On 06/12/2018 19:49, dlzc wrote:
Dear Jan Panteltje:

On Thursday, December 6, 2018 at 10:39:37 AM UTC-7, Jan Panteltje
wrote:
negative masses?

https://www.sciencedaily.com/release...1205093716.htm
Bringing balance to the universe: New theory could explain missing
95 percent of the cosmos

paper is he http://dx.doi.org/10.1051/0004-63

Not sure what to make of it...

Would be fun. creating negative mas sin the lab? Propulsion?

:-)


Is crap, it seems to me. Scientists name in arxiv.org bring up a
single-author paper in 2017. He has published on arxiv since, but
never on this topic. Any black hole terminates all the fun.


It was accepted for A&A' so it has survived peer review.

I can't quite get my head round it yet but somehow the creation of a
negative mass fluid to fill an expanding universe feels wrong somehow.
But that might just be my old school prejudice showing.

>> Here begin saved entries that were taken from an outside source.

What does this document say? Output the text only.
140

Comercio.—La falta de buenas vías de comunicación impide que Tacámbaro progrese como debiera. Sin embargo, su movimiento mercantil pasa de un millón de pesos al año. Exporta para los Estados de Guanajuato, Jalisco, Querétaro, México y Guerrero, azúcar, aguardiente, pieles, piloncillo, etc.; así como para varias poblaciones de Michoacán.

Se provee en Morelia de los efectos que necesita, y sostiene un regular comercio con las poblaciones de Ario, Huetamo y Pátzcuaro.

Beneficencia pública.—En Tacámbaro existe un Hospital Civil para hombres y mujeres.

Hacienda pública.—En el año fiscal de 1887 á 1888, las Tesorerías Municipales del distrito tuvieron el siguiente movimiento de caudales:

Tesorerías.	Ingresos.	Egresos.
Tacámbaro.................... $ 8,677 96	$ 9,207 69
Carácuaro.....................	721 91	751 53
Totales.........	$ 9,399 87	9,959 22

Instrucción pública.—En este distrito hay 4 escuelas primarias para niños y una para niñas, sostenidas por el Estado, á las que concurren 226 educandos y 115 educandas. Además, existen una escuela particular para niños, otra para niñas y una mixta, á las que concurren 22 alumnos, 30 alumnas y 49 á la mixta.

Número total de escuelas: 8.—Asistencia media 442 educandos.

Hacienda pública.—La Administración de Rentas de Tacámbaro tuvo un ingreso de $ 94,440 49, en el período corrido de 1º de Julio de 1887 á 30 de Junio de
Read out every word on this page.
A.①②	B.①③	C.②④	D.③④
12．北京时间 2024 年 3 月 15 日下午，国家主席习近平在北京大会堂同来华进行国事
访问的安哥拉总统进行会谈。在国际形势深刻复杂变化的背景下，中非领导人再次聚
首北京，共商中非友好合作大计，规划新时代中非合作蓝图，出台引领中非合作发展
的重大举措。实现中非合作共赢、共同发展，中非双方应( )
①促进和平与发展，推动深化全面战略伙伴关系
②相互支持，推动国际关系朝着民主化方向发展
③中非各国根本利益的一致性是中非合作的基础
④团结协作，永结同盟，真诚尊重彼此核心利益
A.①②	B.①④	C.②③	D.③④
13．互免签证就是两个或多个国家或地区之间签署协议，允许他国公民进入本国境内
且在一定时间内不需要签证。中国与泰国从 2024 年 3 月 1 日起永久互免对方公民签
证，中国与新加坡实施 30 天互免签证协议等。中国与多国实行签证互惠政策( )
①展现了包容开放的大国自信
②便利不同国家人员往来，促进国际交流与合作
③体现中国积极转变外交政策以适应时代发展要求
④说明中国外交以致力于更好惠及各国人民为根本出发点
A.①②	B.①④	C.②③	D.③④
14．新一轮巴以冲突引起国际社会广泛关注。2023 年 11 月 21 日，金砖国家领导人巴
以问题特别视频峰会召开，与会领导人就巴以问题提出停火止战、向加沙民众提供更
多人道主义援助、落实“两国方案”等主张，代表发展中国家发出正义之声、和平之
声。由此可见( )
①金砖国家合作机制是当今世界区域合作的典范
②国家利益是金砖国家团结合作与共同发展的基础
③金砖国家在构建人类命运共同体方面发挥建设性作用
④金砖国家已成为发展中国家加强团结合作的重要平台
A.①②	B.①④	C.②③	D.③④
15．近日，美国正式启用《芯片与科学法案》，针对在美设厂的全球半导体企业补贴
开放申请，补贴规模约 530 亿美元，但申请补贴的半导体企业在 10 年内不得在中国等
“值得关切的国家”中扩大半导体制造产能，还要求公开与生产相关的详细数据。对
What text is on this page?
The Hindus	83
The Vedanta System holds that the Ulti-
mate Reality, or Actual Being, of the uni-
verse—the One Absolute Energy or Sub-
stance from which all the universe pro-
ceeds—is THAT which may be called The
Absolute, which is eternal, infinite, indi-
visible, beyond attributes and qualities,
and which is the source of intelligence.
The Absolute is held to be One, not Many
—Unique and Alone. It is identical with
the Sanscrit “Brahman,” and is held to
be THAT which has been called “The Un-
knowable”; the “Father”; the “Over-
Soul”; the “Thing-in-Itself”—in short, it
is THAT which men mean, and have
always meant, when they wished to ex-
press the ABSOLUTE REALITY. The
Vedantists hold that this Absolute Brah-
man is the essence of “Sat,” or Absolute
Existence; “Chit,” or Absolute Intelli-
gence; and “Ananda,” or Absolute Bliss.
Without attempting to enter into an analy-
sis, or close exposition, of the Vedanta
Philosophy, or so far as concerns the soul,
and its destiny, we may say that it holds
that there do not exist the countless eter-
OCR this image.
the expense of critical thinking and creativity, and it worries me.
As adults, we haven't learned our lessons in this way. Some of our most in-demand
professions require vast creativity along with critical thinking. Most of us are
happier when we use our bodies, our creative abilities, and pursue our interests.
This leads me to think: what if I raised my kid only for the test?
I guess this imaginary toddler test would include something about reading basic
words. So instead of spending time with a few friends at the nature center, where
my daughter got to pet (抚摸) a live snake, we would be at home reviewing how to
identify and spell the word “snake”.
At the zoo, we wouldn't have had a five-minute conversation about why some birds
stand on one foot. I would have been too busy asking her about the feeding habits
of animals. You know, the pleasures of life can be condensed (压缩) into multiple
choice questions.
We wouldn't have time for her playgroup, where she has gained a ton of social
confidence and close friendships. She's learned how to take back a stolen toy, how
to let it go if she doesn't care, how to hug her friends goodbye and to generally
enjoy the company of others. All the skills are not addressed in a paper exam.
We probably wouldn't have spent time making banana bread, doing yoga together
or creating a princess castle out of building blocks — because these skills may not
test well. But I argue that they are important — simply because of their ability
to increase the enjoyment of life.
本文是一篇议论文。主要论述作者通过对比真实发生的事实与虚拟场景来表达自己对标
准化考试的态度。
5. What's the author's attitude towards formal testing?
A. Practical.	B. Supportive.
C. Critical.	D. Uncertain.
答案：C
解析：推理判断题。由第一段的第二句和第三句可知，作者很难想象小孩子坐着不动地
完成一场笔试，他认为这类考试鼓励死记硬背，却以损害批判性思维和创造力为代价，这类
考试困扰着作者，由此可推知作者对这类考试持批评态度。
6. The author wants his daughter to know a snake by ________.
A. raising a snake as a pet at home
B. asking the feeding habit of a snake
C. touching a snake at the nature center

Having said that the idea seems to fit the data, has an appealing
symmetry and is a testable hypothesis so time will tell whether or not
it pans out when tested. The author has a credible pedigree.

https://arxiv.org/abs/1712.07962

Is the version on Arxiv. The author is more usually associated with
observational astronomy and the square kilometre array eg.

https://www.preprints.org/manuscript...15/v2/download

I wouldn't be too quick to condemn it as junk. Even if it is wrong it is
still an interesting new (actually old and revisited) take on lambdaCDM.

I have asked for opinions about it on sci.astro.research in the thread
on "dark matter hypothesis" but it is awaiting moderator approval.